AeroPress is a wonderful, compact single cup pressure brewer. This lightweight little devise consists of a plunger, chamber, and filter. Coffee grounds are placed into the chamber, hot water is poured on top of the grounds, and then the plunger is pressed down into the chamber forcing the water through the grounds, past the filter, and into your cup. This wonderful travel companion produces a smooth, flavorful cup with a lighter texture than other pressure methods. Click here to learn how to make the perfect Aeropress cup.

  • Brew time:  Approximately 1 minute
  • Grind:  Medium but the AreoPress can handle any grind
  • Taste:  Smooth, flavorful, lighter mouthfeel
  • Skill:  Easy

Vacuum brewer, also known as a siphon, is a pressure brewer quite different from those mentioned above. The vacuum brewer consists of two stacked chambers. The bottom chamber holds water; the top chamber holds coffee grounds. As the water in the bottom chamber heats up, the pressure difference between the top and bottom chambers forces the water up into the top chamber, infusing the grounds. When all of the water from the bottom chamber has been forced up to the top chamber, the heat will turn off, allowing the bottom chamber to cool and the pressure between both bowls to find equilibrium. At this point, gravity will pull the water (now coffee) through a filter and back to the bottom chamber. The vacuum brew is not only beautiful to watch, but it also creates a wonderful, balanced, aromatic cup.

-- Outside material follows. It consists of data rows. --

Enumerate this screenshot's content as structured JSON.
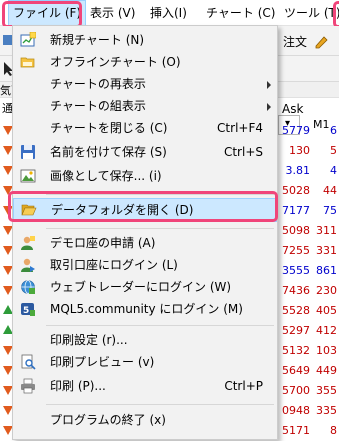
{
  "menubar": {
    "items": [
      "ファイル (F)",
      "表示 (V)",
      "挿入(I)",
      "チャート (C)",
      "ツール (T)"
    ]
  },
  "toolbar": {
    "partial_text": "注文",
    "timeframe": "M1",
    "panel_title_fragment": "気西",
    "col_fragment": "通",
    "ask_header": "Ask"
  },
  "bid_rows": [
    {
      "dir": "down",
      "a": "5779",
      "b": "6",
      "blue": true
    },
    {
      "dir": "down",
      "a": "130",
      "b": "5",
      "blue": false
    },
    {
      "dir": "down",
      "a": "3.81",
      "b": "4",
      "blue": true
    },
    {
      "dir": "down",
      "a": "5028",
      "b": "44",
      "blue": false
    },
    {
      "dir": "down",
      "a": "7177",
      "b": "75",
      "blue": true
    },
    {
      "dir": "down",
      "a": "5098",
      "b": "311",
      "blue": false
    },
    {
      "dir": "down",
      "a": "7255",
      "b": "331",
      "blue": false
    },
    {
      "dir": "down",
      "a": "3555",
      "b": "861",
      "blue": true
    },
    {
      "dir": "down",
      "a": "7436",
      "b": "230",
      "blue": false
    },
    {
      "dir": "up",
      "a": "5528",
      "b": "405",
      "blue": false
    },
    {
      "dir": "up",
      "a": "5297",
      "b": "412",
      "blue": false
    },
    {
      "dir": "down",
      "a": "5132",
      "b": "103",
      "blue": false
    },
    {
      "dir": "down",
      "a": "5649",
      "b": "449",
      "blue": false
    },
    {
      "dir": "down",
      "a": "5700",
      "b": "355",
      "blue": false
    },
    {
      "dir": "down",
      "a": "0948",
      "b": "335",
      "blue": false
    },
    {
      "dir": "down",
      "a": "5171",
      "b": "8",
      "blue": false
    }
  ],
  "menu": {
    "items": [
      {
        "label": "新規チャート (N)",
        "shortcut": "",
        "submenu": false,
        "icon": "new-chart-icon"
      },
      {
        "label": "オフラインチャート (O)",
        "shortcut": "",
        "submenu": false,
        "icon": "offline-folder-icon"
      },
      {
        "label": "チャートの再表示",
        "shortcut": "",
        "submenu": true,
        "icon": ""
      },
      {
        "label": "チャートの組表示",
        "shortcut": "",
        "submenu": true,
        "icon": ""
      },
      {
        "label": "チャートを閉じる (C)",
        "shortcut": "Ctrl+F4",
        "submenu": false,
        "icon": ""
      },
      {
        "label": "名前を付けて保存 (S)",
        "shortcut": "Ctrl+S",
        "submenu": false,
        "icon": "save-icon"
      },
      {
        "label": "画像として保存... (i)",
        "shortcut": "",
        "submenu": false,
        "icon": "save-image-icon"
      },
      {
        "label": "データフォルダを開く (D)",
        "shortcut": "",
        "submenu": false,
        "icon": "open-folder-icon"
      },
      {
        "label": "デモロ座の申請 (A)",
        "shortcut": "",
        "submenu": false,
        "icon": "demo-account-icon"
      },
      {
        "label": "取引口座にログイン (L)",
        "shortcut": "",
        "submenu": false,
        "icon": "login-account-icon"
      },
      {
        "label": "ウェブトレーダーにログイン (W)",
        "shortcut": "",
        "submenu": false,
        "icon": "webtrader-icon"
      },
      {
        "label": "MQL5.community にログイン (M)",
        "shortcut": "",
        "submenu": false,
        "icon": "mql5-icon"
      },
      {
        "label": "印刷設定 (r)...",
        "shortcut": "",
        "submenu": false,
        "icon": ""
      },
      {
        "label": "印刷プレビュー (v)",
        "shortcut": "",
        "submenu": false,
        "icon": "print-preview-icon"
      },
      {
        "label": "印刷 (P)...",
        "shortcut": "Ctrl+P",
        "submenu": false,
        "icon": "printer-icon"
      },
      {
        "label": "プログラムの終了 (x)",
        "shortcut": "",
        "submenu": false,
        "icon": ""
      }
    ]
  },
  "colors": {
    "highlight_frame": "#f0457a",
    "hover_bg": "#cce8ff",
    "down_arrow": "#e15b1e",
    "up_arrow": "#2e9c3a"
  }
}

  • Brew time:  10 minutes
  • Grind:  Medium / coarse
  • Taste:  Clean, flavorful, pure
  • Skill:  Easy

The brewing methods mentioned above are the most common used by Queen Bean Coffee Company customers but there are other equally wonderful methods out there should you wish to continue exploring, including the ibrik, percolator, and Neapolitan flip brewer. At QB, we love to brew the same coffee a few different ways to better understand the bean’s characteristics. As a result (just when you thought this couldn’t get more confusing), we’ve found we prefer certain coffees, such as French and Vienna roasts, brewed in a French Press and others, such as Sumatrans in a Pour Over while Mills Blend tastes consistently great across all brew methods. The bottom line with brewing:  there is no one way to make a great cup of coffee but there are many ways to make an exceptional cup. Happy brewing!